Üstelik seçim geçirmiş, görece gelirine ayarlamalar yapılmış, ama fiyatlar karşısında pestil gibi yere serilirken, aynı zamanda sorun yaşadığı da kabul edilmeyen, çünkü artış zamanı enflasyon yokmuş gibi davranılan bir vatandaş fotoğrafı içerisinde....

Mesele asıl bundan sonra başlıyor. Merkez Bankası’nın öngörülerinden ve enflasyon raporundan anlıyoruz ki, olay 2025 senesini de kapsayacak biçimde uzun bir sürece yayılacak. Yayılacak da, tüketici yayabilecek mi?

Bir sonraki aya bile kalmadan, Ağustos sonu itibariyle harcamalardaki artışı göreceğiz. Peki bu matematik içerisinde Ağustos ayının, Temmuz’dan daha iyi bir sonuç ortaya koyacağını düşünmek mümkün mü?
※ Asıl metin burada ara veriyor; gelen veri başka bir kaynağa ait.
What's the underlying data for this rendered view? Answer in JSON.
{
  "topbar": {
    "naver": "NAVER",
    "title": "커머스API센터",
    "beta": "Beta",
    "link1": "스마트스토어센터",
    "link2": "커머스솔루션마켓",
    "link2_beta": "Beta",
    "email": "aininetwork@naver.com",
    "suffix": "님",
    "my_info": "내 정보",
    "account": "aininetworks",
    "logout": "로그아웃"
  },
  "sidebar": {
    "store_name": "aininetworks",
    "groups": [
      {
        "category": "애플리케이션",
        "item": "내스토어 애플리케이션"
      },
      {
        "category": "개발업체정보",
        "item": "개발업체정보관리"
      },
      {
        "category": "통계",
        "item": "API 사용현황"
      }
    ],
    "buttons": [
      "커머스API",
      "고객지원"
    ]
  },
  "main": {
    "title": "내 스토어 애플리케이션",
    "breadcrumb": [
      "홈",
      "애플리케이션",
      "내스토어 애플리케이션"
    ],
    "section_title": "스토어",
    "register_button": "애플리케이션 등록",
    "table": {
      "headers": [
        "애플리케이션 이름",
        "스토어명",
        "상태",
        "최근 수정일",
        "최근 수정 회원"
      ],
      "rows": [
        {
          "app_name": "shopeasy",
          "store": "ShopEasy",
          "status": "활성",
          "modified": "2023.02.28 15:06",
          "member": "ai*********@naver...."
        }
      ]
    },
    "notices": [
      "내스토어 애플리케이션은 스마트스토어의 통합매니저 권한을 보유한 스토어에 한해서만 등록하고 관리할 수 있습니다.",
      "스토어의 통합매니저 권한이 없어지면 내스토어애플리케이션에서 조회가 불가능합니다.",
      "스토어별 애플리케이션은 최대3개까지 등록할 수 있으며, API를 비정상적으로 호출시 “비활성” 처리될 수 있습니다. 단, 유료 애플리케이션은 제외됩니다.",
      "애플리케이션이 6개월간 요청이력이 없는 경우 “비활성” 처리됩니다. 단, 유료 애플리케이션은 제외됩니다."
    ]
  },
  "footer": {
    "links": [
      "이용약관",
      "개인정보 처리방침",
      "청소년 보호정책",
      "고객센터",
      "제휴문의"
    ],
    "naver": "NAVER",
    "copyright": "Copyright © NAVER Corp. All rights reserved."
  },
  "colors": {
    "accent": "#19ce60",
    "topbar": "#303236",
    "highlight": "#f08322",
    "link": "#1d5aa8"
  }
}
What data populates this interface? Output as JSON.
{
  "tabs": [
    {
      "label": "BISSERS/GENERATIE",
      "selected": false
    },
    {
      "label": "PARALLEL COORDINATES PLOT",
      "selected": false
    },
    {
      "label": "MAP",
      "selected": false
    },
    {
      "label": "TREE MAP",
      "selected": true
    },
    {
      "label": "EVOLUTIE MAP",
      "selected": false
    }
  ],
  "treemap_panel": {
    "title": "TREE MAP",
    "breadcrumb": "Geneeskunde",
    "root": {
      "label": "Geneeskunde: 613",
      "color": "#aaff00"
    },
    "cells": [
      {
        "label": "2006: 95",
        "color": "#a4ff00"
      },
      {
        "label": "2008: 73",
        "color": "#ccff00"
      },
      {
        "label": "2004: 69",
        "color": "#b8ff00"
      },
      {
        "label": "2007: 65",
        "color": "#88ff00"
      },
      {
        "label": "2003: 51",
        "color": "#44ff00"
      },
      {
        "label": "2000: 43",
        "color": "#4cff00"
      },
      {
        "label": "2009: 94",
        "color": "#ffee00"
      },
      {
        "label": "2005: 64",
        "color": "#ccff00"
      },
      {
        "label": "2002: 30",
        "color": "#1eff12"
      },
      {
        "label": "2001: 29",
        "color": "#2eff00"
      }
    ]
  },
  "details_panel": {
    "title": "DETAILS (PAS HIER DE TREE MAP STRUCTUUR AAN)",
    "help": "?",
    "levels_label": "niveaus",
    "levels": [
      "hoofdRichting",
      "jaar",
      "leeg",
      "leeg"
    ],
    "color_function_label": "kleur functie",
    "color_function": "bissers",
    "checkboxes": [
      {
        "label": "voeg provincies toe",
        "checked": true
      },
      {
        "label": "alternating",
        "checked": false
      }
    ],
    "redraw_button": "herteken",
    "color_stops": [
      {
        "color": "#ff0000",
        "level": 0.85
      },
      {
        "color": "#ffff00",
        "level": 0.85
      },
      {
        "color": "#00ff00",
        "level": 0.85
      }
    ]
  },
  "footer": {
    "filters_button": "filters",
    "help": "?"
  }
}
TÜİK değilseniz hayır.

Problem şu ki, vatandaşın da, bilhassa küçük işletmelerin de, hatta orta büyüklükteki firmaların da bu süreci karşılamaya gücü kalmadı. Büyükler ise daha öngörülü olduklarından yaşanacaklara şimdiden hazırlık yapıp, belki de zincirin diğer halkalarını yakmak pahasına bu işten kurtulmanın yollarını arıyorlar.

Temmuz ayı enflasyonu niye konuşuldu? Çünkü yüksek geldi. Elbette yüksekti ama belki sadece halının altına süpürülemediği için yüksekliği ortaya çıktı. Oysa çok uzun süredir yüksek bir hayat maliyeti, üretim maliyeti gibi etkenlerle yaşayanların canı çok yanmadı.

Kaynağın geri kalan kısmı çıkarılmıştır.